İngiltere 2025’de 529 kızamık vakası yaşadı, bir çocuk Liverpool’da hayatını kaybetti. Ayrıntılı salgın analizi, düşük MMR oranları ve aileler için öneriler.
İngiltere’de Kızamık Vakaları Patlıyor: Anne-Babalar Uyarılıyor
İngiltere’de 2025 yılının ilk yarısında 529 laboratuvar onaylı kızamık vakası bildirildi. Bu vakaların %68’i 10 yaş ve altı çocuklarda görülürken, %44’ü Londra’da gerçekleşti. Özellikle Liverpool’da bir çocuğun kızamık nedeniyle vefat etmesi, halk sağlığı yetkililerini alarma geçirdi .
Kızamık dağılımı, Londra, Kuzey Batı, Doğu İngiltere ve Bristol gibi bölgelere yayılıyor . Aşılama oranlarının düşmesi, salgının başlıca sebebi. İngiltere genelinde MMR aşısı kapsamı %84’e kadar geriledi; Liverpool’da ise sadece %73 düzeyinde. Bu oranlar, %95 olarak belirlenen toplumsal bağışıklık eşik değerinin oldukça altında.
NHS ve UKHSA, özellikle 2 doz MMR aşısı yapılmamış çocukların, düşük esnek klinik saatler, bilgi eksikliği ve sağlık hizmetlerine erişim zorlukları nedeniyle risk altında olduğunu belirtiyor . Liverpool’daki ölüm, “hiçbir çocuğun kızamık yüzünden ölmemesi gerektiğinin” acı bir göstergesi oldu .
Uzmanlar, yaz tatili sezonuna girerken bu tür vakaların artabileceği uyarısında bulunuyor ve tüm ailelerin aşı durumlarını kontrol etmesi gerektiğine vurgu yapıyor . Kızamığın komplikasyonları arasında zatürree, menenjit, körlük, beyin iltihabı ve ölüm yer alıyor – bu riskler, aşı sayesinde önlenebilir.
Ne yapmalı?
-
Eksik bilgisi olan aileler hemen GP ya da yerel klinikleriyle iletişime geçmeli.
-
MMR aşısının iki dozunu tamamlamak şart.
-
Ebeveynler ve toplum sağlığı ekipleri, mobil klinikler, esnek saatli aşı hizmetleri ve farkındalık kampanyaları gibi çözümlerle desteklenmeli.

Bu Kızamık Salgını Neyi Gösteriyor? Kısa Bir Değerlendirme
Öncelikle şunu belirtmek isterim ki bu sadece İngiltere’yi ilgilendiren bir durum değil, Ülkemizi de yakından ilgilendiren bir durumdur.
İngiltere’de 2025 yılı itibarıyla hızla artan kızamık vakaları, sadece bir sağlık krizinden öte, aşı karşıtlığı, sağlık hizmetlerine erişim ve kamusal farkındalık eksikliği gibi çok katmanlı sorunların bir yansımasıdır.
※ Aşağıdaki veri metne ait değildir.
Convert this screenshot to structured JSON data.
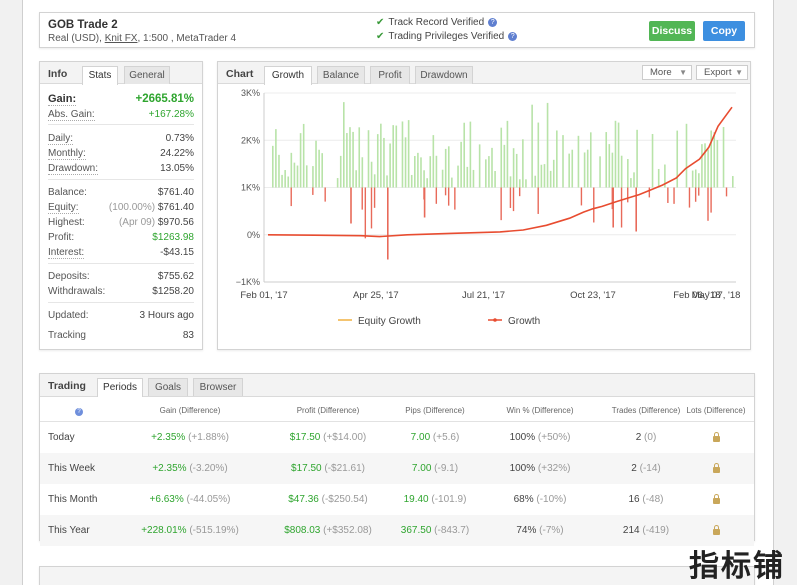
{
  "account": {
    "name": "GOB Trade 2",
    "sub_prefix": "Real (USD), ",
    "broker": "Knit FX",
    "sub_suffix": ", 1:500 , MetaTrader 4",
    "verified": [
      "Track Record Verified",
      "Trading Privileges Verified"
    ],
    "discuss_label": "Discuss",
    "copy_label": "Copy"
  },
  "info": {
    "tabs": [
      "Info",
      "Stats",
      "General"
    ],
    "gain_label": "Gain:",
    "gain_value": "+2665.81%",
    "abs_gain_label": "Abs. Gain:",
    "abs_gain_value": "+167.28%",
    "daily_label": "Daily:",
    "daily_value": "0.73%",
    "monthly_label": "Monthly:",
    "monthly_value": "24.22%",
    "drawdown_label": "Drawdown:",
    "drawdown_value": "13.05%",
    "balance_label": "Balance:",
    "balance_value": "$761.40",
    "equity_label": "Equity:",
    "equity_pct": "(100.00%)",
    "equity_value": "$761.40",
    "highest_label": "Highest:",
    "highest_date": "(Apr 09)",
    "highest_value": "$970.56",
    "profit_label": "Profit:",
    "profit_value": "$1263.98",
    "interest_label": "Interest:",
    "interest_value": "-$43.15",
    "deposits_label": "Deposits:",
    "deposits_value": "$755.62",
    "withdrawals_label": "Withdrawals:",
    "withdrawals_value": "$1258.20",
    "updated_label": "Updated:",
    "updated_value": "3 Hours ago",
    "tracking_label": "Tracking",
    "tracking_value": "83"
  },
  "chart_panel": {
    "label": "Chart",
    "tabs": [
      "Growth",
      "Balance",
      "Profit",
      "Drawdown"
    ],
    "more_label": "More",
    "export_label": "Export"
  },
  "chart_data": {
    "type": "line",
    "yticks": [
      "3K%",
      "2K%",
      "1K%",
      "0%",
      "−1K%"
    ],
    "ylim": [
      -1000,
      3000
    ],
    "xticks": [
      "Feb 01, '17",
      "Apr 25, '17",
      "Jul 21, '17",
      "Oct 23, '17",
      "Feb 06, '18",
      "May 07, '18"
    ],
    "legend_position": "bottom",
    "series": [
      {
        "name": "Equity Growth",
        "color": "#f0b040"
      },
      {
        "name": "Growth",
        "color": "#e84c30",
        "x": [
          0,
          0.1,
          0.2,
          0.24,
          0.3,
          0.4,
          0.5,
          0.55,
          0.6,
          0.65,
          0.68,
          0.7,
          0.72,
          0.75,
          0.8,
          0.85,
          0.88,
          0.9,
          0.93,
          0.95,
          0.97,
          1.0
        ],
        "values": [
          0,
          -10,
          -20,
          -40,
          0,
          30,
          60,
          100,
          200,
          350,
          480,
          550,
          600,
          700,
          850,
          1050,
          1200,
          1400,
          1600,
          1850,
          2300,
          2700
        ]
      }
    ],
    "bars_up_color": "#b8e3a8",
    "bars_down_color": "#e86a5a"
  },
  "trading": {
    "label": "Trading",
    "tabs": [
      "Periods",
      "Goals",
      "Browser"
    ],
    "columns": [
      "Gain (Difference)",
      "Profit (Difference)",
      "Pips (Difference)",
      "Win % (Difference)",
      "Trades (Difference)",
      "Lots (Difference)"
    ],
    "rows": [
      {
        "period": "Today",
        "gain": "+2.35%",
        "gain_diff": "(+1.88%)",
        "profit": "$17.50",
        "profit_diff": "(+$14.00)",
        "pips": "7.00",
        "pips_diff": "(+5.6)",
        "win": "100%",
        "win_diff": "(+50%)",
        "trades": "2",
        "trades_diff": "(0)"
      },
      {
        "period": "This Week",
        "gain": "+2.35%",
        "gain_diff": "(-3.20%)",
        "profit": "$17.50",
        "profit_diff": "(-$21.61)",
        "pips": "7.00",
        "pips_diff": "(-9.1)",
        "win": "100%",
        "win_diff": "(+32%)",
        "trades": "2",
        "trades_diff": "(-14)"
      },
      {
        "period": "This Month",
        "gain": "+6.63%",
        "gain_diff": "(-44.05%)",
        "profit": "$47.36",
        "profit_diff": "(-$250.54)",
        "pips": "19.40",
        "pips_diff": "(-101.9)",
        "win": "68%",
        "win_diff": "(-10%)",
        "trades": "16",
        "trades_diff": "(-48)"
      },
      {
        "period": "This Year",
        "gain": "+228.01%",
        "gain_diff": "(-515.19%)",
        "profit": "$808.03",
        "profit_diff": "(+$352.08)",
        "pips": "367.50",
        "pips_diff": "(-843.7)",
        "win": "74%",
        "win_diff": "(-7%)",
        "trades": "214",
        "trades_diff": "(-419)"
      }
    ]
  },
  "watermark": "指标铺"
}
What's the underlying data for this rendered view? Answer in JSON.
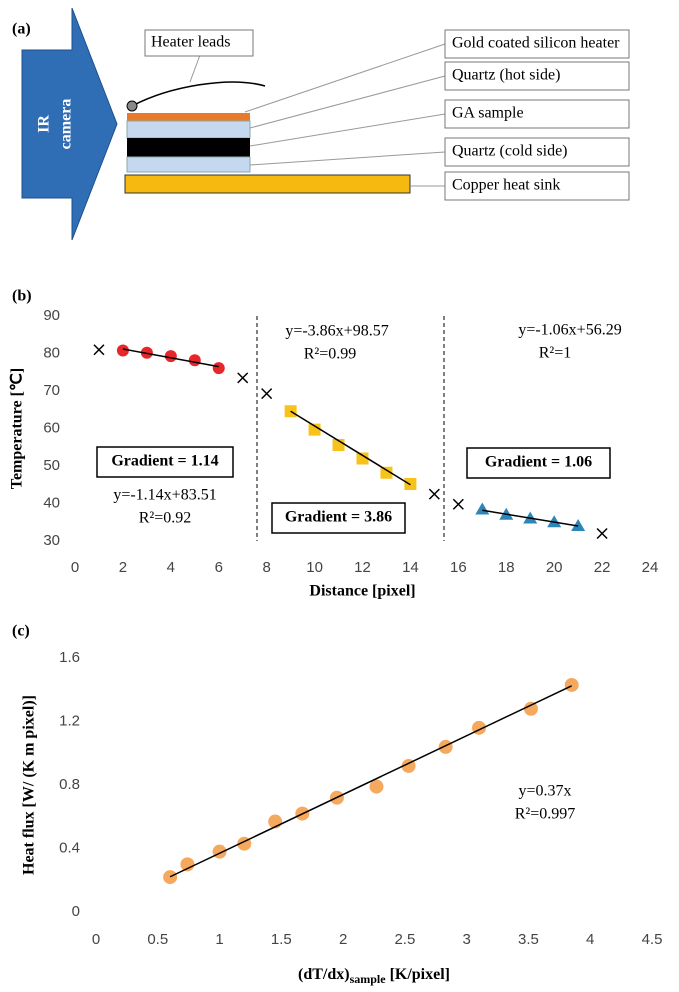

Özellikle büyük şehirlerde aşı yaptırma oranlarının düşmesiyle salgın kontrolü zorlaşmakta, bu da en savunmasız gruplar olan çocukları tehdit etmektedir.
Toplum bağışıklığını sağlamak için %95’lik MMR aşılanma oranına ulaşmak gerekirken mevcut seviyelerin %84 (Liverpool’da %73) gibi kritik bir eşiğin altına düşmesi, hem bireysel hem kolektif sağlığı riske atmaktadır. Üstelik bu düşüş sadece bireysel kararlarla açıklanamaz; sağlık sistemine erişimdeki eşitsizlikler, yetersiz iletişim ve sosyoekonomik farklılıklar da göz ardı edilmemelidir.
Yetkililerin farkındalık kampanyaları, mobil aşı klinikleri ve okul temelli sağlık kontrolleriyle bu duruma müdahale etmesi şarttır. Aksi hâlde, aşıyla önlenebilir hastalıklar modern toplumlarda dahi ölümcül etkiler yaratabilir.
Kızamık, sadece sağlık sisteminin değil, aynı zamanda toplumsal dayanışmanın da bir testidir. Bu sınavın başarısı, bilime olan güven ve bilinçli toplumsal davranışlarla mümkündür.